演説の最初に、これはこの100年で最大の危機と位置づけ、この最大の危機を共に乗り越えようと語った。

内容にしても、日本から遅れることちょうど2週間、学校の閉鎖を決定というのがまずは目玉の方針だった。ただし、日本とは違い、幼稚園・保育園から、大学までの全ての学校が対象で、なおかつ、期限は設定せずという徹底ぶり。日本の(悪い)例が先にあったからかもしれないが、日本がなぜ幼稚園/保育園は含まないで、期限付き、しかもかたちとしては「要請」という、言葉だけは「命令」ではないが、実際は「御上からのお達し」であるのに対し、フランスは全ての学校が期限無しの強制的な休校だ。

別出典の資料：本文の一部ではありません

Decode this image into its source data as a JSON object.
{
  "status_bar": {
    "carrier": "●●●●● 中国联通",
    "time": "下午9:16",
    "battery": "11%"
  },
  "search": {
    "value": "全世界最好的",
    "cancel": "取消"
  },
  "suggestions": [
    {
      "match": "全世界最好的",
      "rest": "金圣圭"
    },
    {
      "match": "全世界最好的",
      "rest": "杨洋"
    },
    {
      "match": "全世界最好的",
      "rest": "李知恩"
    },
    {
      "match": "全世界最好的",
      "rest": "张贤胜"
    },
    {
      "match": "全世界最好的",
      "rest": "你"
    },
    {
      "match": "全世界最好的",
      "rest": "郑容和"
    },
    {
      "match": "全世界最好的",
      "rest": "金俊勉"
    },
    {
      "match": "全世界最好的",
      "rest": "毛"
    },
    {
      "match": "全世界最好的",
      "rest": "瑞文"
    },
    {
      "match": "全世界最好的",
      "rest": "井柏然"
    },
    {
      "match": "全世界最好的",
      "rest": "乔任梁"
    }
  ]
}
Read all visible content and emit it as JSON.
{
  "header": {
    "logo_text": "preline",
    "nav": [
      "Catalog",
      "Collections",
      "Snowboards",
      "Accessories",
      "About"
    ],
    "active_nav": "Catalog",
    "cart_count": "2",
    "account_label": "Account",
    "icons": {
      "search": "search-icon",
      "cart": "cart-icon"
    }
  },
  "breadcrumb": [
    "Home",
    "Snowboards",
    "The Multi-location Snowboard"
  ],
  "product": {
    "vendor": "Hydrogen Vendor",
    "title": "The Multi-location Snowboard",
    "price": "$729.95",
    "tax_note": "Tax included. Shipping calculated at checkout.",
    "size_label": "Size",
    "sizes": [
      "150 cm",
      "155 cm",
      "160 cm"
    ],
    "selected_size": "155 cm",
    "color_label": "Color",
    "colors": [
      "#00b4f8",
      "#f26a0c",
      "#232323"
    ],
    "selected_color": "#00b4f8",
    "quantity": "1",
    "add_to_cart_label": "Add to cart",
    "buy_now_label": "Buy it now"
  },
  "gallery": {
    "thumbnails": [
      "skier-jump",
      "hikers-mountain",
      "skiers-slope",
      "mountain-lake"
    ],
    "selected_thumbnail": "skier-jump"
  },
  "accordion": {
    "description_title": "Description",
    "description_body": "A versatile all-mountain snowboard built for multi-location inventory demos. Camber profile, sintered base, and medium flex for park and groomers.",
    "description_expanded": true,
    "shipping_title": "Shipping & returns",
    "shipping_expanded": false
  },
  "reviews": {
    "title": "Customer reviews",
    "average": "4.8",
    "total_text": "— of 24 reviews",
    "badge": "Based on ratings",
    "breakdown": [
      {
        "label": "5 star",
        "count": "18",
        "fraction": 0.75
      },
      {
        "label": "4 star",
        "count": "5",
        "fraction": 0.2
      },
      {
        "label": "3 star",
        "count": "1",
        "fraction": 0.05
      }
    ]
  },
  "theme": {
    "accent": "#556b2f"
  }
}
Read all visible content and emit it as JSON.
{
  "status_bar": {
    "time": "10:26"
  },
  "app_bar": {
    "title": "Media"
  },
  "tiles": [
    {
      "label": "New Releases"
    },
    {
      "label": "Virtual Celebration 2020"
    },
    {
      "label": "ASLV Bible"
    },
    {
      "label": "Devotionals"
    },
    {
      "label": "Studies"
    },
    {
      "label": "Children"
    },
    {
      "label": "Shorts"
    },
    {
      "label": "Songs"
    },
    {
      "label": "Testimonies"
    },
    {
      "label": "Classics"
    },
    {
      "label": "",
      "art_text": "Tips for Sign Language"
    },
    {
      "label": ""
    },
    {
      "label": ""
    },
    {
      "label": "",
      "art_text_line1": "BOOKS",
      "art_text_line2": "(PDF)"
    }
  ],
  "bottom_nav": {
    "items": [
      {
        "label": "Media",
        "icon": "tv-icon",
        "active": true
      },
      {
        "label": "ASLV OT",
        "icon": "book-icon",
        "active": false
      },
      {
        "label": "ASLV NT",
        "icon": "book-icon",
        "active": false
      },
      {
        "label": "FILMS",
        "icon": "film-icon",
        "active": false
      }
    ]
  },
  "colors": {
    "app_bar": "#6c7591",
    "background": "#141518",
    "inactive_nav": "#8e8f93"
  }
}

さらに、日本と大きく異なる方針だけを見ると、原則、公共交通機関を使った不要不急の移動は避けるようにとし、特に70歳以上の高齢者や基礎疾患・呼吸器系の疾患がある人、障害がある人は外出を避けるようにとした。さらに経済対策として、会社には、3月の税金の支払(社会保険料など)は延期することができ、部分的な失業も認め、手続きは専用のインターネットサイトから出来るようにするなど、対策は早い(ように見える)。さらに、予算は設定せず、「quoi qu’il coûte:どんなに高くついても」、全力で対応すると強い言葉で語った。
学校について、フランスは9月からが新年度なので、いまは年度末から3ヵ月前で、年度末にかかった日本とは違い、学習プログラムの問題が発生しているが、これについては、フランスで従来からある通信教育システムCNED(クネッド:Centre national d’enseignement à distance(国立遠隔教育センター))があり、これを有効活用し、特別プログラムをインターネットで提供、また各学校でもオンライン授業を推奨するなど、一応準備は整えたという。もちろん、日本と同様、あるいはそれ以上に家に子どもがいることで、働きに出られなくなる親にも仕事にいけなくても補償があるという。

大統領制のフランスでは首相と大統領がいて、役割も立場も違い、首相だけがいる日本や、大統領だけのアメリカと単純に比べることはできないが、国の政治のトップが同じ世界規模のパンデミックに対しての国内政策への姿勢がそれぞれ違う。問題が大きく、世界共通だけに、この違いがよく見える。

またフランス大統領は、この週末と来週にかけて行われる市町村議会議員選挙は、延期されるのではという憶測も飛び交っていたが、予定通り行われることも明言した。

そして時折強い言葉で、毅然とした態度を見せ、わかりやすい言葉、柔らかい口調もまぜ、各国民の「責任感」や「連帯感」に訴えかけ、かなり説得力はあったようだ。この演説では、「非常事態宣言」という言葉も「ステージ3」という言葉も使わなかったが、明らかに思い切った対策ばかりで、具体的な予算枠の数字がないとか、休校の期限が不透明などという点などはあるが、かなりの「やっている感」はでており、大きな批判もさすがにいまのところは見られない。

あえて言えば、選挙の決行は、この状況は与党に有利であるとか、他の政治日程がらみの戦略という見方もあったり、昨年の「ジレ・ジョーヌ」の運動が年金制度改革問題で尻すぼみになり、さらに年金制度改革問題も、今回のCOVID-19で結果的に下火になり、政府としては好都合、いいタイミングのように見えることだろうか。